I’m curious, what does your folder structure look like? Again, if I’m reading your use statements above correctly, you have something like:

src
src/Controller
src/Controller/Factory
src/Db
src/Model
...?

Again, I’ve been basing mine on that Album tutorial, so I have my Factory files mixed into my Model files, which probably works for a simple, single Model module … I know each tends to have their own way of doing things, but rather start off with a structure that probably makes more sense on larger. modules then the tutorial, if you do not mind?

Thanks … unless I’ve truly confused my understanding of what you’ve shown above, this has been a major help …

Don 't make things more complicated as they are. Do you know the KISS principle? That 's the first I 've learned back in the days. Just keep it simple and stupid. There 's another principle in software development that 's called separation of concerns. Just write single factory for a single purpose. You want a table gateway? Write a factory for a table gateway. You want a controller with several dependencies? Write a factory for that single controller. As long as it 's all wired up in you config file, it will work. The laminas service container will call all the single factories for you, when you need it. Pretty fast. Pretty simple.

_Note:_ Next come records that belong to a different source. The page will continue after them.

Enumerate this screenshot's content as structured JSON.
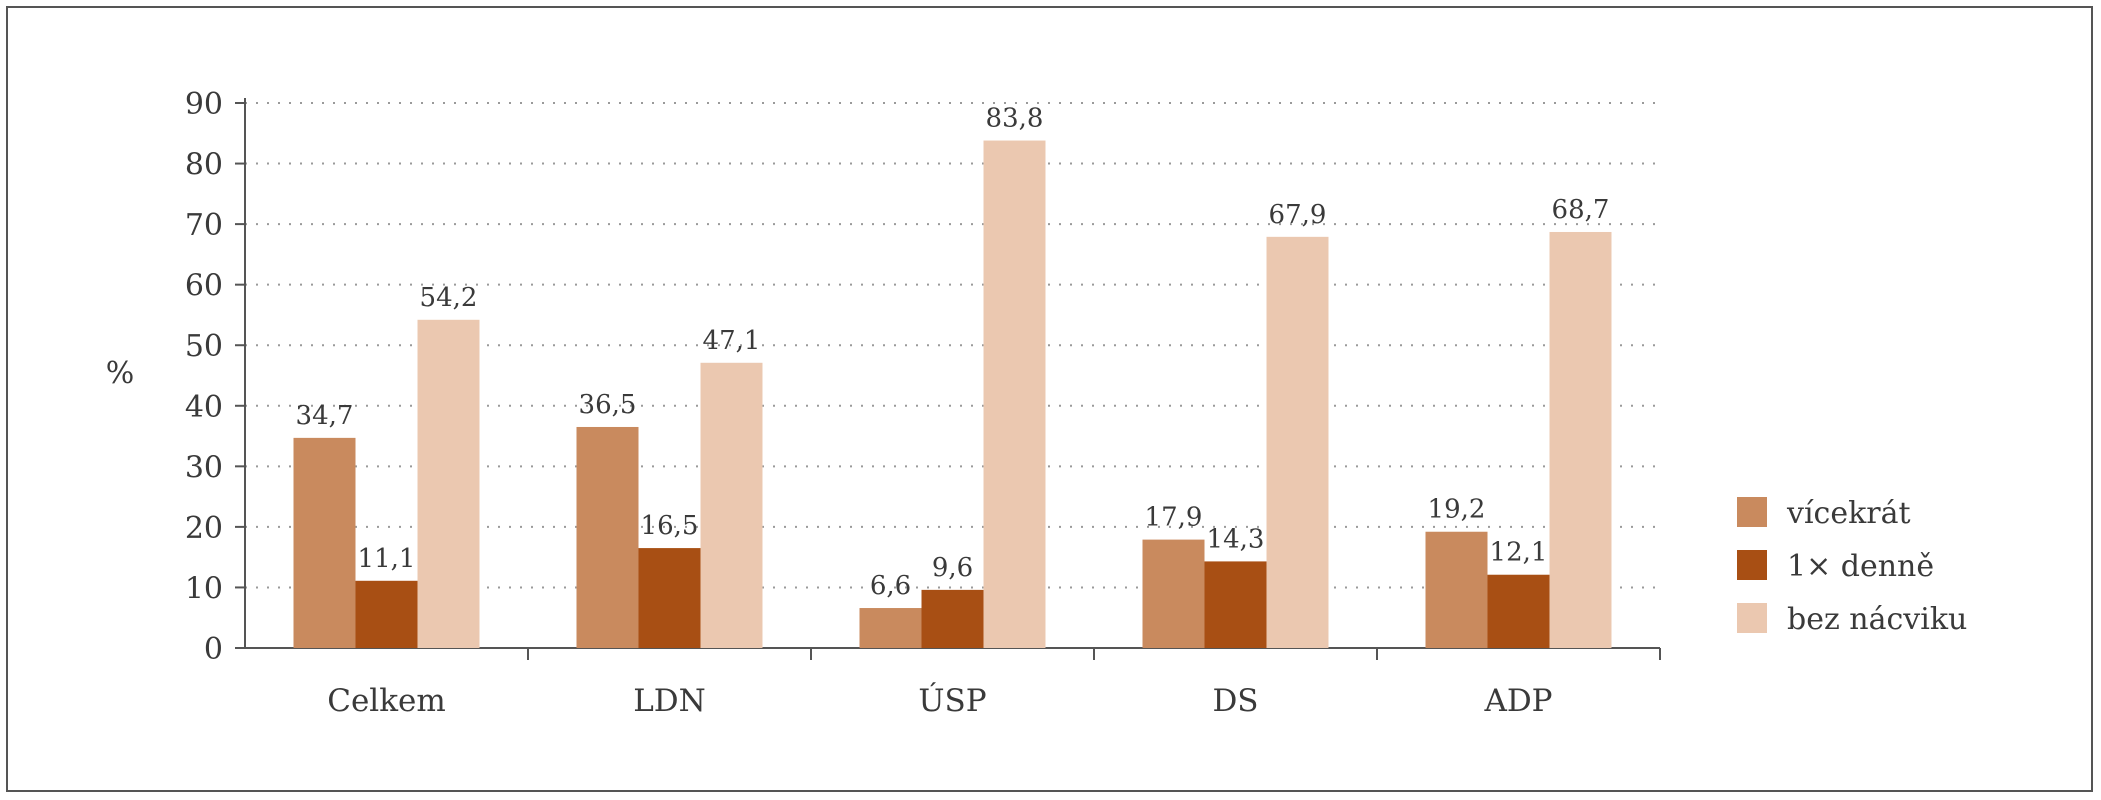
{
  "chart_data": {
    "type": "bar",
    "title": "",
    "xlabel": "",
    "ylabel": "%",
    "ylim": [
      0,
      90
    ],
    "yticks": [
      0,
      10,
      20,
      30,
      40,
      50,
      60,
      70,
      80,
      90
    ],
    "grid": "horizontal dotted",
    "legend_position": "right",
    "categories": [
      "Celkem",
      "LDN",
      "ÚSP",
      "DS",
      "ADP"
    ],
    "series": [
      {
        "name": "vícekrát",
        "color": "#c98a5e",
        "values": [
          34.7,
          36.5,
          6.6,
          17.9,
          19.2
        ],
        "labels": [
          "34,7",
          "36,5",
          "6,6",
          "17,9",
          "19,2"
        ]
      },
      {
        "name": "1× denně",
        "color": "#a84f14",
        "values": [
          11.1,
          16.5,
          9.6,
          14.3,
          12.1
        ],
        "labels": [
          "11,1",
          "16,5",
          "9,6",
          "14,3",
          "12,1"
        ]
      },
      {
        "name": "bez nácviku",
        "color": "#ebc8b0",
        "values": [
          54.2,
          47.1,
          83.8,
          67.9,
          68.7
        ],
        "labels": [
          "54,2",
          "47,1",
          "83,8",
          "67,9",
          "68,7"
        ]
      }
    ]
  }
}
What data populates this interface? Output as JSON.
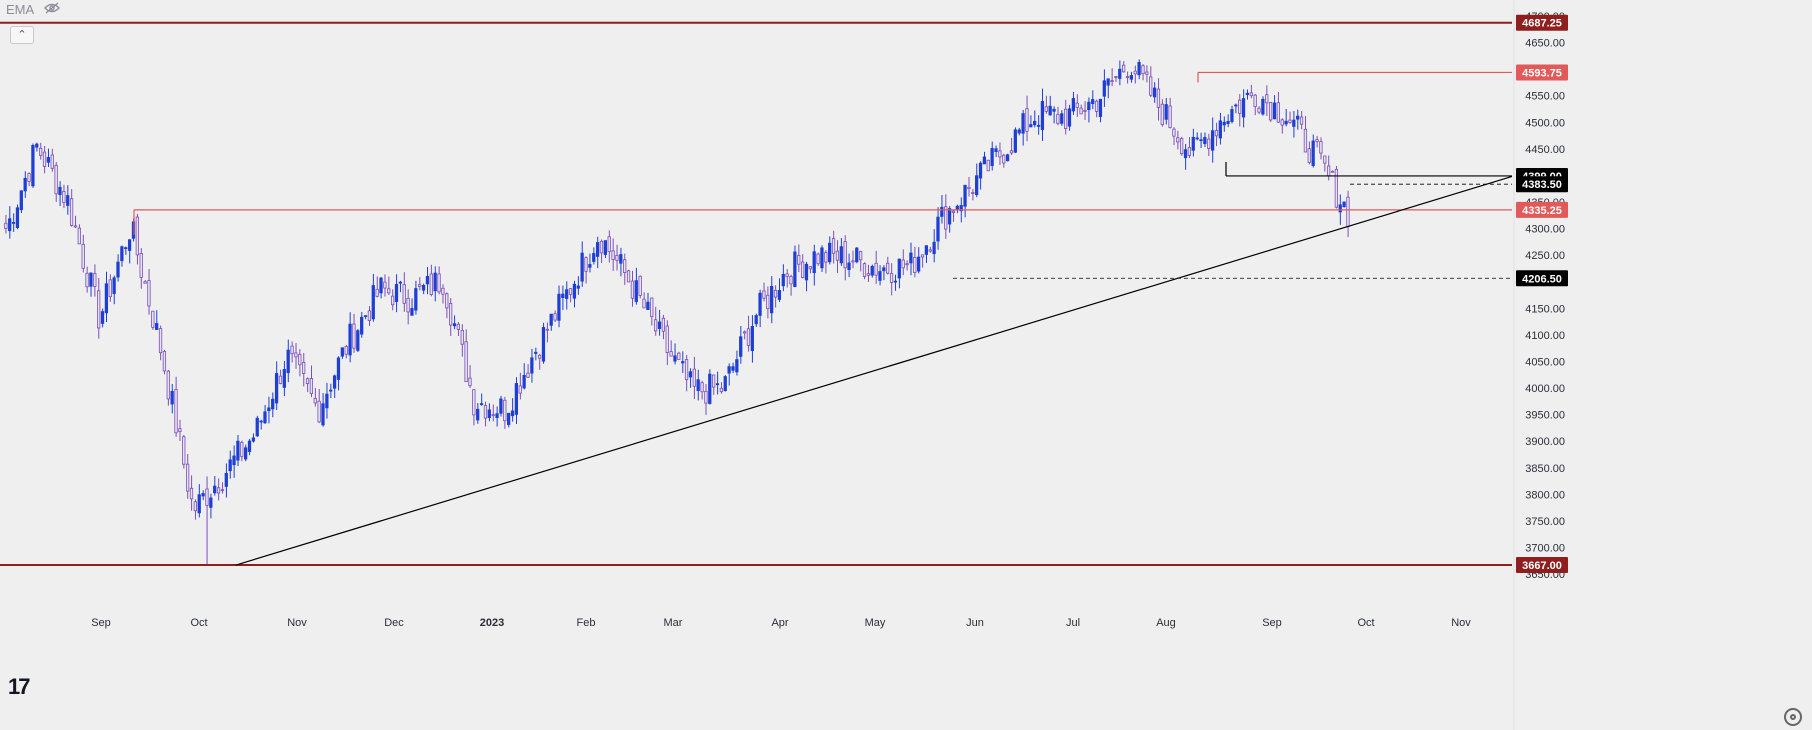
{
  "toolbar": {
    "indicator_label": "EMA",
    "hide_icon": "eye-slash-icon",
    "collapse_icon": "chevron-up-icon"
  },
  "brand": {
    "logo_text": "17"
  },
  "colors": {
    "up": "#1e3fd4",
    "down": "#e6e3f1",
    "down_stroke": "#7b4fb8",
    "red_line": "#e05a5a",
    "red_level": "#8f1e1e",
    "black": "#000000"
  },
  "chart_data": {
    "type": "candlestick",
    "ylim": [
      3620,
      4715
    ],
    "y_ticks": [
      3700,
      3750,
      3800,
      3850,
      3900,
      3950,
      4000,
      4050,
      4100,
      4150,
      4200,
      4250,
      4300,
      4350,
      4400,
      4450,
      4500,
      4550,
      4600,
      4650
    ],
    "y_tick_labels": [
      "3700.00",
      "3750.00",
      "3800.00",
      "3850.00",
      "3900.00",
      "3950.00",
      "4000.00",
      "4050.00",
      "4100.00",
      "4150.00",
      "4200.00",
      "4250.00",
      "4300.00",
      "4350.00",
      "4400.00",
      "4450.00",
      "4500.00",
      "4550.00",
      "4600.00",
      "4650.00"
    ],
    "partial_tick_labels": {
      "top": "4700.00",
      "bottom": "3650.00"
    },
    "x_labels": [
      "Sep",
      "Oct",
      "Nov",
      "Dec",
      "2023",
      "Feb",
      "Mar",
      "Apr",
      "May",
      "Jun",
      "Jul",
      "Aug",
      "Sep",
      "Oct",
      "Nov"
    ],
    "price_path_anchors": [
      [
        4300,
        4290
      ],
      [
        4420,
        4490
      ],
      [
        4370,
        4330
      ],
      [
        4170,
        4090
      ],
      [
        4280,
        4330
      ],
      [
        4150,
        3980
      ],
      [
        3800,
        3740
      ],
      [
        3780,
        3900
      ],
      [
        3950,
        3880
      ],
      [
        4040,
        4080
      ],
      [
        4000,
        3920
      ],
      [
        4030,
        4150
      ],
      [
        4200,
        4170
      ],
      [
        4120,
        4220
      ],
      [
        4270,
        4140
      ],
      [
        4000,
        3950
      ],
      [
        3920,
        4000
      ],
      [
        4050,
        4100
      ],
      [
        4150,
        4210
      ],
      [
        4280,
        4300
      ],
      [
        4240,
        4160
      ],
      [
        4100,
        4080
      ],
      [
        4000,
        3990
      ],
      [
        3960,
        4040
      ],
      [
        4100,
        4170
      ],
      [
        4210,
        4230
      ],
      [
        4240,
        4260
      ],
      [
        4220,
        4270
      ],
      [
        4250,
        4200
      ],
      [
        4240,
        4220
      ],
      [
        4310,
        4330
      ],
      [
        4350,
        4420
      ],
      [
        4440,
        4460
      ],
      [
        4470,
        4560
      ],
      [
        4540,
        4480
      ],
      [
        4490,
        4600
      ],
      [
        4640,
        4590
      ],
      [
        4520,
        4530
      ],
      [
        4460,
        4420
      ],
      [
        4480,
        4540
      ],
      [
        4560,
        4550
      ],
      [
        4510,
        4520
      ],
      [
        4470,
        4400
      ],
      [
        4340,
        4320
      ]
    ],
    "lines": [
      {
        "name": "resistance",
        "value": 4687.25,
        "label": "4687.25",
        "style": "dark-red"
      },
      {
        "name": "level",
        "value": 4593.75,
        "label": "4593.75",
        "style": "red"
      },
      {
        "name": "level",
        "value": 4399.0,
        "label": "4399.00",
        "style": "black"
      },
      {
        "name": "level",
        "value": 4383.5,
        "label": "4383.50",
        "style": "black-dashed"
      },
      {
        "name": "level",
        "value": 4335.25,
        "label": "4335.25",
        "style": "red"
      },
      {
        "name": "level",
        "value": 4206.5,
        "label": "4206.50",
        "style": "black-dashed"
      },
      {
        "name": "support",
        "value": 3667.0,
        "label": "3667.00",
        "style": "dark-red"
      }
    ],
    "trendline": {
      "from": [
        236,
        3667.0
      ],
      "to": [
        1512,
        4398.0
      ]
    }
  }
}
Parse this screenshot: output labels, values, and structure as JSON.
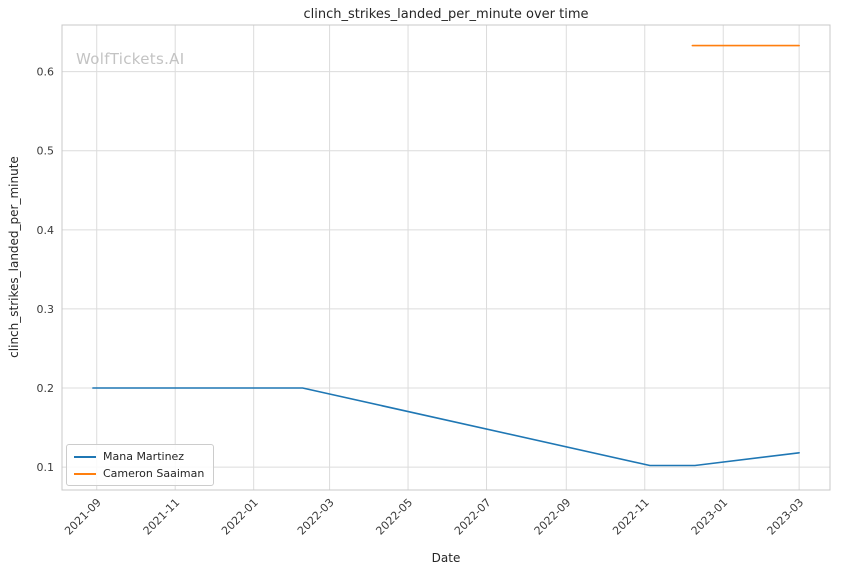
{
  "chart_data": {
    "type": "line",
    "title": "clinch_strikes_landed_per_minute over time",
    "xlabel": "Date",
    "ylabel": "clinch_strikes_landed_per_minute",
    "watermark": "WolfTickets.AI",
    "grid": true,
    "legend_position": "lower left",
    "x_ticks": [
      "2021-09",
      "2021-11",
      "2022-01",
      "2022-03",
      "2022-05",
      "2022-07",
      "2022-09",
      "2022-11",
      "2023-01",
      "2023-03"
    ],
    "y_ticks": [
      0.1,
      0.2,
      0.3,
      0.4,
      0.5,
      0.6
    ],
    "xlim": [
      "2021-08-05",
      "2023-03-25"
    ],
    "ylim": [
      0.071,
      0.659
    ],
    "colors": {
      "grid": "#dcdcdc",
      "border": "#c8c8c8",
      "text": "#262626"
    },
    "series": [
      {
        "name": "Mana Martinez",
        "color": "#1f77b4",
        "points": [
          [
            "2021-08-29",
            0.2
          ],
          [
            "2022-02-08",
            0.2
          ],
          [
            "2022-11-05",
            0.102
          ],
          [
            "2022-12-10",
            0.102
          ],
          [
            "2023-03-01",
            0.118
          ]
        ]
      },
      {
        "name": "Cameron Saaiman",
        "color": "#ff7f0e",
        "points": [
          [
            "2022-12-08",
            0.633
          ],
          [
            "2023-03-01",
            0.633
          ]
        ]
      }
    ]
  }
}
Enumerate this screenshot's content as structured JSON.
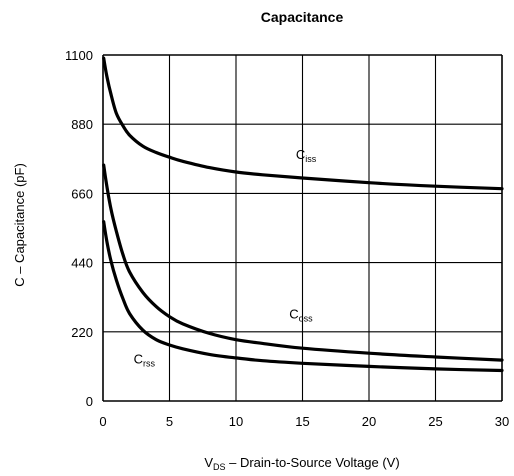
{
  "chart_data": {
    "type": "line",
    "title": "Capacitance",
    "xlabel": {
      "main": "V",
      "sub": "DS",
      "rest": " – Drain-to-Source Voltage (V)"
    },
    "ylabel": "C – Capacitance (pF)",
    "xlim": [
      0,
      30
    ],
    "ylim": [
      0,
      1100
    ],
    "x_ticks": [
      "0",
      "5",
      "10",
      "15",
      "20",
      "25",
      "30"
    ],
    "y_ticks": [
      "0",
      "220",
      "440",
      "660",
      "880",
      "1100"
    ],
    "grid": true,
    "series": [
      {
        "name": {
          "main": "C",
          "sub": "iss"
        },
        "label_at": [
          14.5,
          770
        ],
        "points": [
          [
            0.05,
            1090
          ],
          [
            0.3,
            1030
          ],
          [
            0.6,
            975
          ],
          [
            1,
            915
          ],
          [
            1.5,
            875
          ],
          [
            2,
            845
          ],
          [
            3,
            810
          ],
          [
            4,
            790
          ],
          [
            5,
            775
          ],
          [
            6,
            762
          ],
          [
            8,
            742
          ],
          [
            10,
            728
          ],
          [
            12,
            719
          ],
          [
            15,
            709
          ],
          [
            20,
            694
          ],
          [
            25,
            683
          ],
          [
            30,
            675
          ]
        ]
      },
      {
        "name": {
          "main": "C",
          "sub": "oss"
        },
        "label_at": [
          14,
          262
        ],
        "points": [
          [
            0.05,
            750
          ],
          [
            0.3,
            680
          ],
          [
            0.6,
            610
          ],
          [
            1,
            540
          ],
          [
            1.5,
            465
          ],
          [
            2,
            410
          ],
          [
            3,
            345
          ],
          [
            4,
            300
          ],
          [
            5,
            268
          ],
          [
            6,
            245
          ],
          [
            8,
            215
          ],
          [
            10,
            195
          ],
          [
            12,
            183
          ],
          [
            15,
            168
          ],
          [
            20,
            152
          ],
          [
            25,
            140
          ],
          [
            30,
            130
          ]
        ]
      },
      {
        "name": {
          "main": "C",
          "sub": "rss"
        },
        "label_at": [
          2.3,
          120
        ],
        "points": [
          [
            0.05,
            570
          ],
          [
            0.3,
            505
          ],
          [
            0.6,
            445
          ],
          [
            1,
            385
          ],
          [
            1.5,
            325
          ],
          [
            2,
            278
          ],
          [
            3,
            225
          ],
          [
            4,
            195
          ],
          [
            5,
            178
          ],
          [
            6,
            166
          ],
          [
            8,
            148
          ],
          [
            10,
            137
          ],
          [
            12,
            128
          ],
          [
            15,
            120
          ],
          [
            20,
            110
          ],
          [
            25,
            102
          ],
          [
            30,
            97
          ]
        ]
      }
    ]
  }
}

Think of a module with the following folder structure.

config/module.config.php
src/Controller/Factory
    MyControllerFactory.php
src/Controller
    MyController.php
src/Db/TableGateway/Factory
    TableGateway1Factory.php
    TableGateway2Factory.php
    TableGateway3Factory.php
src/Db/TableGateway
    TableGateway1.php
    TableGateway2.php
    TableGateway3.php
view/module-name/controller-name/action-name.phtml

That 's all you need. When you need different table gateways in one single controller, then your config should look like this.

<?php

declare(strict_types=1);

namespace Marcel;

return [
    'controllers' => [
        'factories' => [
            Controller\MyController::class => Controller\Factory\MyControllerFactory::class,
        ],
    ],
    'router' => [
        'routes' => [
            'my-route' => [
                'type' => \Laminas\Router\Http\Literal::class,
                'options' => [
                    'route' => '/my-route',
                    'defaults' => [
                        'controller' => Controller\MyController::class,
                        'action' => 'my-action',
                    ],
                ],
            ],
        ],
    ],
    'service_manager' => [
        'factories' => [
            Db\TableGateway\MyFirstTableGateway::class => Db\TableGateway\Factory\MyFirstTableGatewayFactory::class,
            Db\TableGateway\MySecondTableGateway::class => Db\TableGateway\Factory\MySecondTableGatewayFactory::class,
        ],
    ],
];

It 's as simple as that. Every single table gateway has a factory, that is registered in your service manager config. The controller factory injects all table gateways you need into your controller. The constructor of your controller needs therefor as many parameters as you want to inject into your controller. Alternatively you could use setter methods, to set a property you need in your controller.

Do not initialize every table gateway in a factory again and again. Let the service manager do the job for you. It caches already initialized instances and you can use it as often as you want. So just use the PSR container like shown above in the controller factory.